Отвернувшись от этой меланхолически мирной картины, Дэлглиш осмотрел комнату. Мэссингем уже принялся за секретер. Обнаружив, что крышка не заперта, он закатил ее наверх, не очень высоко, затем отпустил так, что она снова закрылась. Потом занялся ящиками. Заперт был только верхний левый. Если ему и не терпелось, чтобы Дэлглиш достал из кармана ключи Лорримера и отпер ящик, он никак не дал этого понять. Все знали, что Дэлглиш, хоть и старше их всех, умеет работать быстрее любого из своих коллег но любит порой повременить. Именно это он сейчас и делал, рассматривая комнату мрачноватым взглядом темных глаз; стоял молча и совершенно неподвижно, словно вбирая в себя неведомые и невидимые волны.

Комната дышала удивительным покоем. Ее пропорции были поразительно удачны, и все предметы в ней столь же удачно вписывались в выбранные для них места. Здесь, в этом ничем не загроможденном святилище, хватало пространства для полета мысли. Узкая односпальная кровать, аккуратно застеленная красно-коричневым одеялом, стояла напротив окна. Длинная стенная полка над кроватью, на ней – привинчивающаяся лампа на штативе, радиоприемник, проигрыватель, часы, графин с водой и «Молитвенник для всех». Перед окном – дубовый письменный стол и вращающееся кресло. На столе – лист плотной промокательной бумаги и коричневая с синим керамическая кружка, полная карандашей и шариковых ручек. Кроме стола и кровати, в комнате было только потертое мягкое кресло с высокой спинкой, низенький столик рядом с ним и, по левую руку от двери, двойной дубовый гардероб, а по правую – старинный секретер с закатывающейся наверх крышкой. Телефонный аппарат висел на стене. Не было ни картин, ни зеркала, никаких принадлежностей мужского туалета, никаких пустячных мелочей на верхней доске секретера или на полочке, шедшей по краю стола. Все здесь имело функциональное назначение, постоянно использовалось и ничем не приукрашивалось. В этой комнате человек мог чувствовать себя дома.

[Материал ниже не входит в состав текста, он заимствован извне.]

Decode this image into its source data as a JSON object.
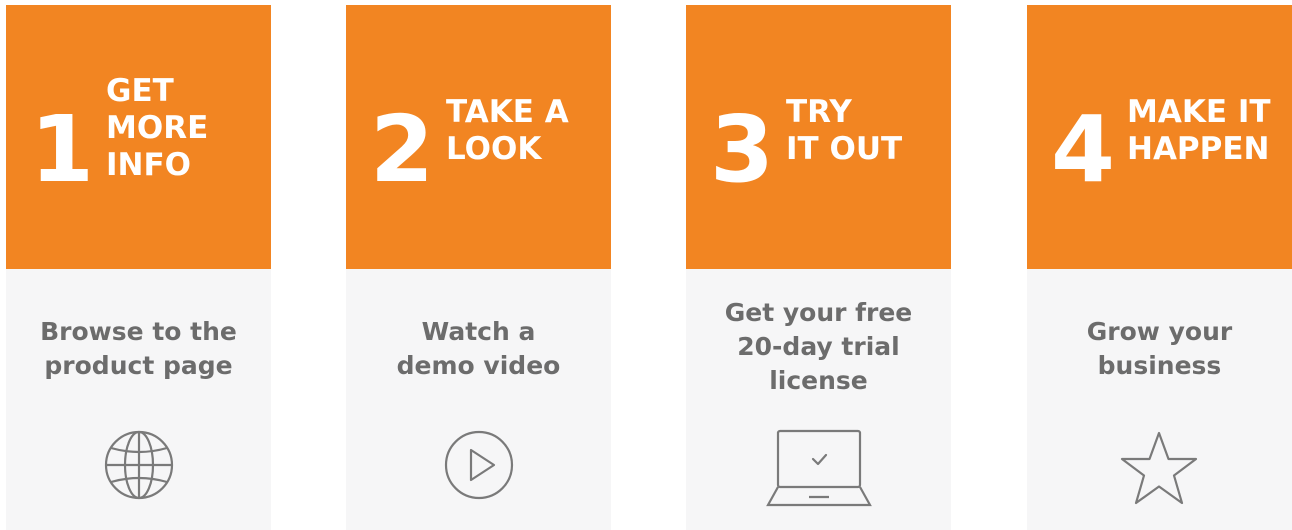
{
  "steps": [
    {
      "number": "1",
      "title": "GET\nMORE\nINFO",
      "description": "Browse to the\nproduct page",
      "icon": "globe-icon"
    },
    {
      "number": "2",
      "title": "TAKE A\nLOOK",
      "description": "Watch a\ndemo video",
      "icon": "play-icon"
    },
    {
      "number": "3",
      "title": "TRY\nIT OUT",
      "description": "Get your free\n20-day trial\nlicense",
      "icon": "laptop-check-icon"
    },
    {
      "number": "4",
      "title": "MAKE IT\nHAPPEN",
      "description": "Grow your\nbusiness",
      "icon": "star-icon"
    }
  ],
  "colors": {
    "accent": "#f28522",
    "panel": "#f6f6f7",
    "text_gray": "#6c6c6c",
    "icon_gray": "#7a7a7a"
  }
}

Дэлглиш прошел к книжным полкам. На первый взгляд здесь было около четырехсот книг, сплошь покрывавших стену. Литературных произведений мало, хотя английские и русские писатели девятнадцатого века представлены довольно полно. Большей частью здесь были книги по истории, биографические сочинения, но была также и целая полка философских трудов: «Наука и Христос» Тейяра де Шардена, «Бытие и небытие» Жана Поля Сартра, «Первое и последнее» Симоны Вайль, Платонова «Республика» и кембриджская «История позднеклассической и раннесредневековой философии». Похоже было, что Лорример пытался самоучкой овладеть греческим. На этой же полке стояли учебник греческого языка для начинающих и словарь.

Мэссингем снял с полки труд по сравнительному религиоведению.

– Похоже, он был одним из тех, кто изводит себя, пытаясь отыскать смысл жизни, – сказал он.

Дэлглиш просматривал книгу Сартра. Теперь он поставил ее на место и спросил:

– А вы находите это предосудительным?

– Я нахожу это бесполезным. Метафизические спекуляции так же бессмысленны, как дискуссии на тему о предназначении легких. Легкие – для того, чтобы дышать.

– А жизнь – для того, чтобы жить. И это жизненное кредо вам вполне подходит?

– Чтобы усилить наслаждение жизнью и умалить боль – да, сэр, подходит. И еще, я думаю, чтобы стоически переносить те беды, которых невозможно избежать. Быть человеком означает переживать и наслаждение, и боль, и беды, не выдумывая ничего лишнего. Во всяком случае, я убежден, что нельзя понять то, чего нельзя увидеть, пощупать или измерить.

– Так вы логический позитивист? Ну что ж, компания у вас вполне респектабельная. Но Лорример проводил всю свою жизнь, исследуя то, что он мог увидеть, пощупать или измерить. Это его явно не очень-то удовлетворяло. Ладно, давайте посмотрим, что нам скажут его личные бумаги.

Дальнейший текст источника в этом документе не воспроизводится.